De Niese hadn’t been at the show but clasps her hand to her mouth at the story. “I can’t imagine what that would be like. Opera has a tradition where everyone can feel impassioned to display their feeling about things. But sometimes it’s just cruel.”

She has never been booed herself but has been on stage when it’s happened to colleagues. “You just want to die; you want to cringe. No one wants to hear that… You feel it in your gut, even if it’s not for you, so God knows what he might be feeling internally.” She adds, “Of course, everyone will be propping him up, but you’ll never forget that, and hopefully it’s the making of him.”

De Niese has always been much in demand, and she currently has two other projects coming up alongside It’s a Wonderful Life. For the traditionalists, she will be in La Bohème at the Royal Opera House, and for those looking for something a little more radical, she will be performing in an immersive Handel’s Messiah experience at Theatre Royal Drury Lane on December 6.

“They’re three projects that are totally necessary and totally unique. We need traditional opera, we need new and modern works and we need push-the-boat-out immersive, different work.”
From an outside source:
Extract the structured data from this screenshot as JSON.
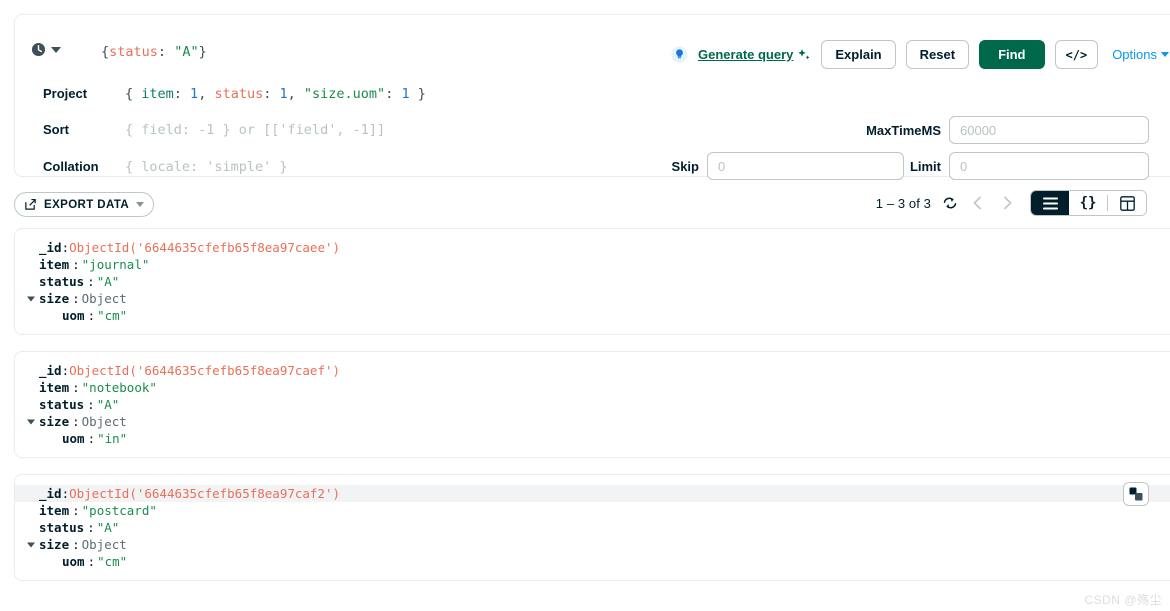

She has no doubt about the power and relevance of opera in 2022 and doesn’t hesitate to bang the drum for it. “Opera is the only thing you can go to that is unamplified.

It’s the only thing where you can hear the raw human voice come and hit you in the chest. You can’t get that out of a box, you can’t get it at the O2, you can only get it by seeing opera or classical music in live performance.

“That should make people want to get into the theatre, for that sound that hits your bones.”